Digital Projects & Programs
Complementing and expanding the DAC's longstanding programs of education, exhibition, and publication, work using digital technologies is under way. Strategically interwoven, these projects and programs include the adoption of a new collections management system into which the DAC has migrated such information, and which now supports public search on the web; the new DAC Open Access Images policy, put into effect on 12 December 2012; the DAC Digital Imaging Initiative, which will transition in 2013 to rapid-capture photography of collection objects; and an upcoming redesign of the DAC website, also planned for 2013. These projects converge in strategic ways. Along with direct study of original objects, they expand the means by which the DAC collection supports its educational mission.
The DAC moved its behind-the-scenes collections management to a new system by means of a major data migration in 2009-2011. Selected information from that system is now searchable on the web. DAC Collection Search online enables students, faculty, researchers, and the public to discover more easily what the collection holds. Launched as early as possible in its development, that search resource finished private testing in summer 2012, went public that August in a bare-bones early iteration, and is now undergoing frequent incremental improvements. In early 2013, an initial group of images will be added to its current descriptive text.
Other images produced by earlier phases of the DAC Digital Imaging Initiative have been used to create small-scale "learning objects" for pedagogical use.
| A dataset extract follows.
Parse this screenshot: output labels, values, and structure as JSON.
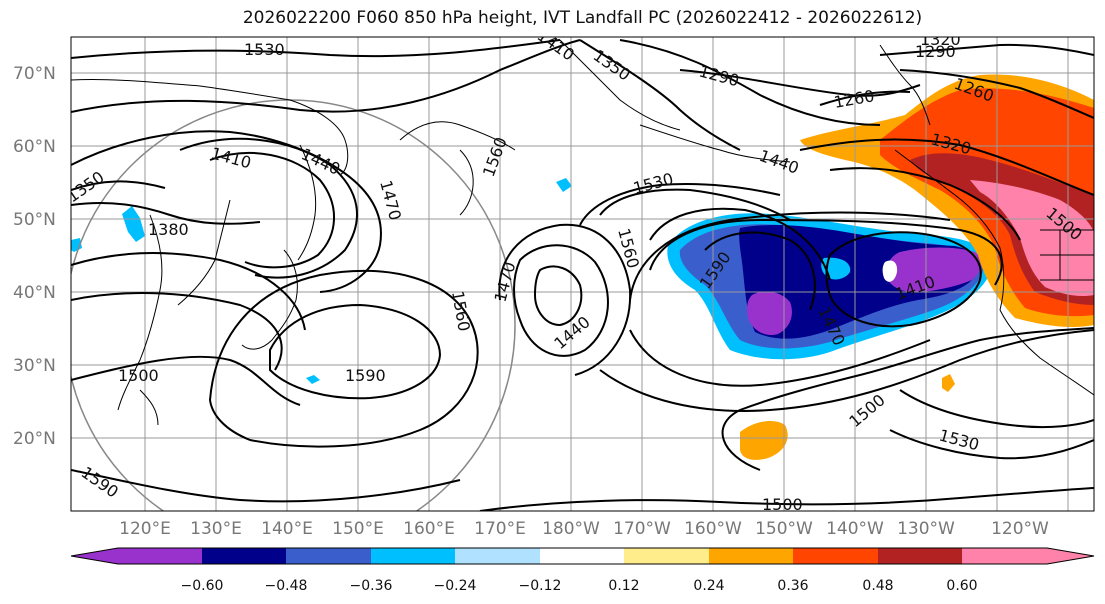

Zoomable images of Japanese woodcuts from the collection are featured in a more extensive learning object developed collaboratively at Wesleyan to help students, collectors, and researchers better understand Ukiyo-e Techniques.
Wesleyan's New Media Lab also has created a digital presentation of Max Klinger's Brahmsphantasie in conjunction with the Davison Art Center (the presentation requires Flash, and it will open in a new window or tab in your web browser).